Even the seemingly outlandish subject of the opening up of Japan by the
American fleet of Commodore Perry in July 1863 has been the subject of a
Broadway musical, Stephen Sondheim & John Weidman's PACIFIC OVERTURES (1976).
The always challenging John Michael LaChiusa has created an intriguing evening
of musical theatre with FIRST LADY SUITE, a look at various Presidential wives
in four thought provoking segments that break with the norms of musical comedy
to delve deeper into these women's lives.
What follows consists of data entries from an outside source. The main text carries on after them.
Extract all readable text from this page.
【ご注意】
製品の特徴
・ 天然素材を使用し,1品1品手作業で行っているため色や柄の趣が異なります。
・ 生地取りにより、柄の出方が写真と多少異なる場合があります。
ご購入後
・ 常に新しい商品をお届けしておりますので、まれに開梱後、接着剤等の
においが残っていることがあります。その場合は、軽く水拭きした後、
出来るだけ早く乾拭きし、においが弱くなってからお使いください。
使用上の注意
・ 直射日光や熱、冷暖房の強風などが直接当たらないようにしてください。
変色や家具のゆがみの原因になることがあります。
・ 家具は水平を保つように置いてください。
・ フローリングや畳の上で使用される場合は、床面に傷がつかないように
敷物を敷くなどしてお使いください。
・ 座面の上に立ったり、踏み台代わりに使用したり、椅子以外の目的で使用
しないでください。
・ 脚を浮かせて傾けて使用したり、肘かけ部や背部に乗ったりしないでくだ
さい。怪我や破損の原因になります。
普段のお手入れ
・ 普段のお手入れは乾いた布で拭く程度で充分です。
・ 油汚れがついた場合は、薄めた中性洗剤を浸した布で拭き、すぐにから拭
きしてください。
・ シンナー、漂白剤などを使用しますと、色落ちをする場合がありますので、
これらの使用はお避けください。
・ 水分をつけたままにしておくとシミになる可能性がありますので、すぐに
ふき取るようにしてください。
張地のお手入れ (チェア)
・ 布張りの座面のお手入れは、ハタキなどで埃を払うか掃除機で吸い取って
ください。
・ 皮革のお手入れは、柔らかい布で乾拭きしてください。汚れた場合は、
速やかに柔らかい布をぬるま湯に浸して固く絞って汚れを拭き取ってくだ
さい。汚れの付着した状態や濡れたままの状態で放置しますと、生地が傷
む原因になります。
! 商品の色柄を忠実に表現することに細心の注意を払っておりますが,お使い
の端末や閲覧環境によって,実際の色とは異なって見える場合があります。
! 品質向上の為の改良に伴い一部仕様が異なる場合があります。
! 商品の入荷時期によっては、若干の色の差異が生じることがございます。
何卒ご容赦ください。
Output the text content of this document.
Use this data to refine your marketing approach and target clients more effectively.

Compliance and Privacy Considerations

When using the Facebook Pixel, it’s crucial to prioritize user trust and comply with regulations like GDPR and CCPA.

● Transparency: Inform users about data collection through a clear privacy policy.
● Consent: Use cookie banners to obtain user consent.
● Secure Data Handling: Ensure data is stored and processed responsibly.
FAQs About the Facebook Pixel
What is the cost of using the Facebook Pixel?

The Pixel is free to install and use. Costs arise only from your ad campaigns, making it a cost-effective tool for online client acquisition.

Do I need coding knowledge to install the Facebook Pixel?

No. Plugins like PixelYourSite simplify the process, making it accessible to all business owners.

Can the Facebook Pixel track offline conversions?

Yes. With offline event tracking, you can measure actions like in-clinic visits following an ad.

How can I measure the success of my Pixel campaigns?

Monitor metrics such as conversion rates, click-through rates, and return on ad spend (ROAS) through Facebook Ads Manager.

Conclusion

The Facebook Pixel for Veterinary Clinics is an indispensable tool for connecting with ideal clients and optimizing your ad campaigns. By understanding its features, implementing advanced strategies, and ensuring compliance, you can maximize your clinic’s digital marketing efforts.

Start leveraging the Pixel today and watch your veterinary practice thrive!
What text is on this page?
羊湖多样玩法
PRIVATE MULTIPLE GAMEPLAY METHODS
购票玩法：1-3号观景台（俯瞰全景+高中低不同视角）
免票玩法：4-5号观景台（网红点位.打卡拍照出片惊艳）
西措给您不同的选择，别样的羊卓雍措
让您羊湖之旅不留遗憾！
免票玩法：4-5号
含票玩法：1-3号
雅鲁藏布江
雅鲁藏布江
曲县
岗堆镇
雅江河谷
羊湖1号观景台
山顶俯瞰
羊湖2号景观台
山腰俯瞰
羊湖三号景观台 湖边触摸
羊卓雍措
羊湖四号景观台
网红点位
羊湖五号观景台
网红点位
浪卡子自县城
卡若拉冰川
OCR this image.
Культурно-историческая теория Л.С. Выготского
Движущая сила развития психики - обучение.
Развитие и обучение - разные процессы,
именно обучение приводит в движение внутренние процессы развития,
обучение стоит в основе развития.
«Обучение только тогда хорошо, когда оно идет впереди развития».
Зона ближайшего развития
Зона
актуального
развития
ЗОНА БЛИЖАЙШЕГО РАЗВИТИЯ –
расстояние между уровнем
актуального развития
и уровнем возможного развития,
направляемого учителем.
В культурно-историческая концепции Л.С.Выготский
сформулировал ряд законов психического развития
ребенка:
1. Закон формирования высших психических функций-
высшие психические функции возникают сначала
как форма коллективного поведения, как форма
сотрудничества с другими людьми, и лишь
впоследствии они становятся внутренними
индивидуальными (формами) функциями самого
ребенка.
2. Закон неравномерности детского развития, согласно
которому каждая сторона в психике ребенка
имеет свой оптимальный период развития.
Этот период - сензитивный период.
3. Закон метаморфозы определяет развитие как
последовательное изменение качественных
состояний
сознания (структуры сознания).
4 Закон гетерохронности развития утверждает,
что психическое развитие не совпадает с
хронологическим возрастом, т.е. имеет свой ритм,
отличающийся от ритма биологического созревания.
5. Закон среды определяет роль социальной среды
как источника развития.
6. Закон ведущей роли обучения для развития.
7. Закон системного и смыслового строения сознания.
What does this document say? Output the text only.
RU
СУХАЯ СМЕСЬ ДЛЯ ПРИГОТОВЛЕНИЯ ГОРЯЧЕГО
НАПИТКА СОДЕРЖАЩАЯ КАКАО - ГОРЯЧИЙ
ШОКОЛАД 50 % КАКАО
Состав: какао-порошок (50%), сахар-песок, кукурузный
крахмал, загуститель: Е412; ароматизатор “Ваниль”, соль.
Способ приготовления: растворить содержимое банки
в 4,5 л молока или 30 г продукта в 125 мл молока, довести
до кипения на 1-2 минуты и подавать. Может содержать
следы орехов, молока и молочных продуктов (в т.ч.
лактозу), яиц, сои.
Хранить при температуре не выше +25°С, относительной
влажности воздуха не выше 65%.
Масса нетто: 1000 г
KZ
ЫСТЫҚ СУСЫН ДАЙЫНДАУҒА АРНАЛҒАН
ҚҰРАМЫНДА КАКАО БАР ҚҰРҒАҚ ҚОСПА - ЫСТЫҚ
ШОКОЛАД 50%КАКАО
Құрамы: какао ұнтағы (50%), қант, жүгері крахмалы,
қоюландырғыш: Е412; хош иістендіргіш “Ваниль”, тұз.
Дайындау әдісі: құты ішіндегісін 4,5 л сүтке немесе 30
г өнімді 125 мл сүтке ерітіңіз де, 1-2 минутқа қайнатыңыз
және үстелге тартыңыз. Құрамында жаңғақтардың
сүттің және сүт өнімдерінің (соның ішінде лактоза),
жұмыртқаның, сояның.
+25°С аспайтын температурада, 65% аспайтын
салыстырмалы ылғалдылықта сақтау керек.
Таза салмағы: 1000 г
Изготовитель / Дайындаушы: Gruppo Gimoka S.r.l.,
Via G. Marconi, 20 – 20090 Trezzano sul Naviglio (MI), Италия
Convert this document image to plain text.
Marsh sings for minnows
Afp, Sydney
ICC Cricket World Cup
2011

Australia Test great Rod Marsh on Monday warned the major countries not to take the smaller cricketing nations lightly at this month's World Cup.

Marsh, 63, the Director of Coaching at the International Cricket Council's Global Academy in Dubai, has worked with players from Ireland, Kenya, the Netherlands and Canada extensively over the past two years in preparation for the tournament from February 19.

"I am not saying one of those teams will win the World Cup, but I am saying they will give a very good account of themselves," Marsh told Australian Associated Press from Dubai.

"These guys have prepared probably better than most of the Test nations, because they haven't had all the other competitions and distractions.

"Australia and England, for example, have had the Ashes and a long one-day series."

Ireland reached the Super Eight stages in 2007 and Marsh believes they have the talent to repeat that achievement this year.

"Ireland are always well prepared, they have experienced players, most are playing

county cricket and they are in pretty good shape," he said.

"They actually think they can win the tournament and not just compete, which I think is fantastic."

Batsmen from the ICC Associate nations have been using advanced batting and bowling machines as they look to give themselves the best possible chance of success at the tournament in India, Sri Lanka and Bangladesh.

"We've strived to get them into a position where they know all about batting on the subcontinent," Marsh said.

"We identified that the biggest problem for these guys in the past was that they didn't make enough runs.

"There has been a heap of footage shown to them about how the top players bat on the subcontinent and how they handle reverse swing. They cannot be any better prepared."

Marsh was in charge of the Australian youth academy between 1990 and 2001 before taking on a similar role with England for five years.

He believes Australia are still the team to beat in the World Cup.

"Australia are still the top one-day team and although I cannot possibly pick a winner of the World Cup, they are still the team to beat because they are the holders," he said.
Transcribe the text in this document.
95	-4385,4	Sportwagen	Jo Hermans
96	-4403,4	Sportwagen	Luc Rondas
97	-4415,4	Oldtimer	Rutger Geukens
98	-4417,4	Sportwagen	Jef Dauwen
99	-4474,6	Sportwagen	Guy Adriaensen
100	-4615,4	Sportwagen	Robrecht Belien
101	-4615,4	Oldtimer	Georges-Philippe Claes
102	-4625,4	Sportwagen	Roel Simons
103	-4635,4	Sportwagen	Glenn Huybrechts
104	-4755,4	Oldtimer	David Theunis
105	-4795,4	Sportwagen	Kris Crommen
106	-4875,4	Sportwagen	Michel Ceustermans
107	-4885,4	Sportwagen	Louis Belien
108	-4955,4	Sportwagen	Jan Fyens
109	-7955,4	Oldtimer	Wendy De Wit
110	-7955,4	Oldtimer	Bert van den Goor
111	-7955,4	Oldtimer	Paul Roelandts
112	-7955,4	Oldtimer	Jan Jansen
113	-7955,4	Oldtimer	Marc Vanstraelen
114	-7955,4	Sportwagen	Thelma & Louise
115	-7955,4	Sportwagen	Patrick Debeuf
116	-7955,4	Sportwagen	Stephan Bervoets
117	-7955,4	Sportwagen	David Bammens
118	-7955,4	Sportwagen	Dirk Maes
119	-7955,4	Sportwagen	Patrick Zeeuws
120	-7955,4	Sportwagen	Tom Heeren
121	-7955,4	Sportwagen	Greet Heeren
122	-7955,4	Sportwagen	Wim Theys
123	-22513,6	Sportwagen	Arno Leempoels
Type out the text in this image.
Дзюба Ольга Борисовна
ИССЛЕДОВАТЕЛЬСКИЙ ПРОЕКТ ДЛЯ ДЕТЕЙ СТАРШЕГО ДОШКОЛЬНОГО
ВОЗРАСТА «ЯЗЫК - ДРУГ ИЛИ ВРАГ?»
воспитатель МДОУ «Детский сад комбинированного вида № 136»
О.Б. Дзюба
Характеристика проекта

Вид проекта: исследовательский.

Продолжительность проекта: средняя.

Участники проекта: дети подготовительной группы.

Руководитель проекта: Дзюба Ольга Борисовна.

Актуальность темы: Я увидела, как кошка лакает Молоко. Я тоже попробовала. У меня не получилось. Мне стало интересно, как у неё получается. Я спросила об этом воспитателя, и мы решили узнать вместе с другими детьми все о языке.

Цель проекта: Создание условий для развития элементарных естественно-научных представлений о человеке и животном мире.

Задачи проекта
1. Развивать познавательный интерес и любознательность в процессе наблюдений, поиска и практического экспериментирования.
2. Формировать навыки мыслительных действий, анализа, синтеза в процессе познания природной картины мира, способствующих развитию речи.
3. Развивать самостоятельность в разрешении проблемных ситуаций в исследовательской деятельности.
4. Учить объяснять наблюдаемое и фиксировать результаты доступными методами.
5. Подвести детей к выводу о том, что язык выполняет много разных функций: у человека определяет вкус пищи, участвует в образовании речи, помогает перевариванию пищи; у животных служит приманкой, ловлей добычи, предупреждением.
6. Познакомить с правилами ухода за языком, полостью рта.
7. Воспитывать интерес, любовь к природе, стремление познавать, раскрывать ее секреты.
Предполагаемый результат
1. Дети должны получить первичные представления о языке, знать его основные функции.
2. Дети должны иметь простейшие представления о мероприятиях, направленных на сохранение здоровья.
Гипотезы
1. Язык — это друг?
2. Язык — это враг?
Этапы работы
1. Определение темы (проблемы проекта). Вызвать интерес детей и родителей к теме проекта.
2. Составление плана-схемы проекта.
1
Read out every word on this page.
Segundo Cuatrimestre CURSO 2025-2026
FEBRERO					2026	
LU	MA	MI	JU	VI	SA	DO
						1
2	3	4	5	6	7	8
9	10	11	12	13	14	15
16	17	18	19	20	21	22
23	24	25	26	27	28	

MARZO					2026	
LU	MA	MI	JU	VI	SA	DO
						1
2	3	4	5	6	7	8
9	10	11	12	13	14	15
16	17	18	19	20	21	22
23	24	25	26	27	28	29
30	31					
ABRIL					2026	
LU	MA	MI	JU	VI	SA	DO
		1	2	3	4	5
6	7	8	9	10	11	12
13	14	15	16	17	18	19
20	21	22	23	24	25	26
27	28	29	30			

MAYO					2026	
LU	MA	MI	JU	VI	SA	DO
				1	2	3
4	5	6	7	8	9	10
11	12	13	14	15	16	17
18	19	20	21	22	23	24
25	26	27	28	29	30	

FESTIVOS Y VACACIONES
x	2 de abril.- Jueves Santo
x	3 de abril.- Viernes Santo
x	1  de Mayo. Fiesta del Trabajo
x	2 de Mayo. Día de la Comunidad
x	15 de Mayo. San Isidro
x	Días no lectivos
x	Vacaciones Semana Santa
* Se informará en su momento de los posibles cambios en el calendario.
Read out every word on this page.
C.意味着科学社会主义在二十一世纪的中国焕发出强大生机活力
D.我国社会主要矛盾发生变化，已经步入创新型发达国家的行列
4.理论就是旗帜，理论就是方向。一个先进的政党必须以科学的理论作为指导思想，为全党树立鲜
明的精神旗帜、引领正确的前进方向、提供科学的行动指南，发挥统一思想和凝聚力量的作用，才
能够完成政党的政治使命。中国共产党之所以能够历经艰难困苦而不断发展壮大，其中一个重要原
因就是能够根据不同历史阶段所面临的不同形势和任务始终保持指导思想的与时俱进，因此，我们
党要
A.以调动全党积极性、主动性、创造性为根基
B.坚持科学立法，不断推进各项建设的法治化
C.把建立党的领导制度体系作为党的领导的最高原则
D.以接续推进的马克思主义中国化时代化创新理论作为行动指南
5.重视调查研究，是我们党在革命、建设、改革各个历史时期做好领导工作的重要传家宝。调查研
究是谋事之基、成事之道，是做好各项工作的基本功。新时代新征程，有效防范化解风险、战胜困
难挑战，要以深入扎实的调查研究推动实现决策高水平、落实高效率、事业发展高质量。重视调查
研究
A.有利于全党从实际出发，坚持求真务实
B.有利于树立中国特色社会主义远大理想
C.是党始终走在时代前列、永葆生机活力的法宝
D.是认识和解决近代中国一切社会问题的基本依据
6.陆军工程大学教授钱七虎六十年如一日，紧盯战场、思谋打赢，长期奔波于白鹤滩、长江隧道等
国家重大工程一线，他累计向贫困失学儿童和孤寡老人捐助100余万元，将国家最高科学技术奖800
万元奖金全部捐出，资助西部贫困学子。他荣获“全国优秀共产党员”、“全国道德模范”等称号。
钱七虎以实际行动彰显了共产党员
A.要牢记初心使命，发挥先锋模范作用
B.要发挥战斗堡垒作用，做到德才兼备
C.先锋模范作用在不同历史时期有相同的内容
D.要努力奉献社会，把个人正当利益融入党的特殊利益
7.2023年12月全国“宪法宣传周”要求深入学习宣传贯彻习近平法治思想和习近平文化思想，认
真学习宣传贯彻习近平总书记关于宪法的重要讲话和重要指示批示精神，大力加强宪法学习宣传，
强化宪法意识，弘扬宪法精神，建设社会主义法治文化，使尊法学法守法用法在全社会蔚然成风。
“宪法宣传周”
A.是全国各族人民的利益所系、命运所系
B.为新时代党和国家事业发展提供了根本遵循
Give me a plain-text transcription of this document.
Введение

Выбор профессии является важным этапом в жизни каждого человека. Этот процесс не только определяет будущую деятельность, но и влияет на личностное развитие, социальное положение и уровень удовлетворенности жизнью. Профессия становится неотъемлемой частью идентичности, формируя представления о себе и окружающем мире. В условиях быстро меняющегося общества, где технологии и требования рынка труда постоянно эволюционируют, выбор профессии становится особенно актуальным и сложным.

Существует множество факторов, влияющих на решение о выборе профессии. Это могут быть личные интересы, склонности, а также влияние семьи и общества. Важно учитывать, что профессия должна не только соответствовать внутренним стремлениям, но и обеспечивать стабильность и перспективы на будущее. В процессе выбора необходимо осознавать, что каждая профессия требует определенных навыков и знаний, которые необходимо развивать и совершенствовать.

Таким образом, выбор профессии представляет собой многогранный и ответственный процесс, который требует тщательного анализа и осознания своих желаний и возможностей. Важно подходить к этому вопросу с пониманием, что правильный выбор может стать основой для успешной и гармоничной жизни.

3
The variety of possibilities is as
varied as America itself.
Perhaps the best example of a real American tune is a song by immigrant Kurt
Weill (music) and Maxwell Anderson (lyrics) from their 1938 show KNICKERBOCKER
HOLIDAY. In it Washington Irving and Brom Broeck compare notes:
How Can You
Tell An American?
Has He Any
Distinguishing Flavor?
Could You Spot
Him On An Elephant in Turkistan
Or Floating On
A Raft Fifty Miles At Sea
As You'd Know A
Single Leaf From The Sassafras Tree
By It's
Characteristic Savor?...
It isn't that
He's Black or White
It isn't that
he Works With Tools
It's only that
it takes away his appetite
To live by a
Book of Rules.
Yes, it's just
that he hates and he damns all the features
Of any mortal
man set above his fellow creatures.
And he'll hate
the undertaker when at last he dies
If he hears a
note of arrogance above him where he lies
He does his own
living, he does his own dying
Does his
loving, does his hating, does his multiplying
Without the
supervision of a governmental plan -And that's an American!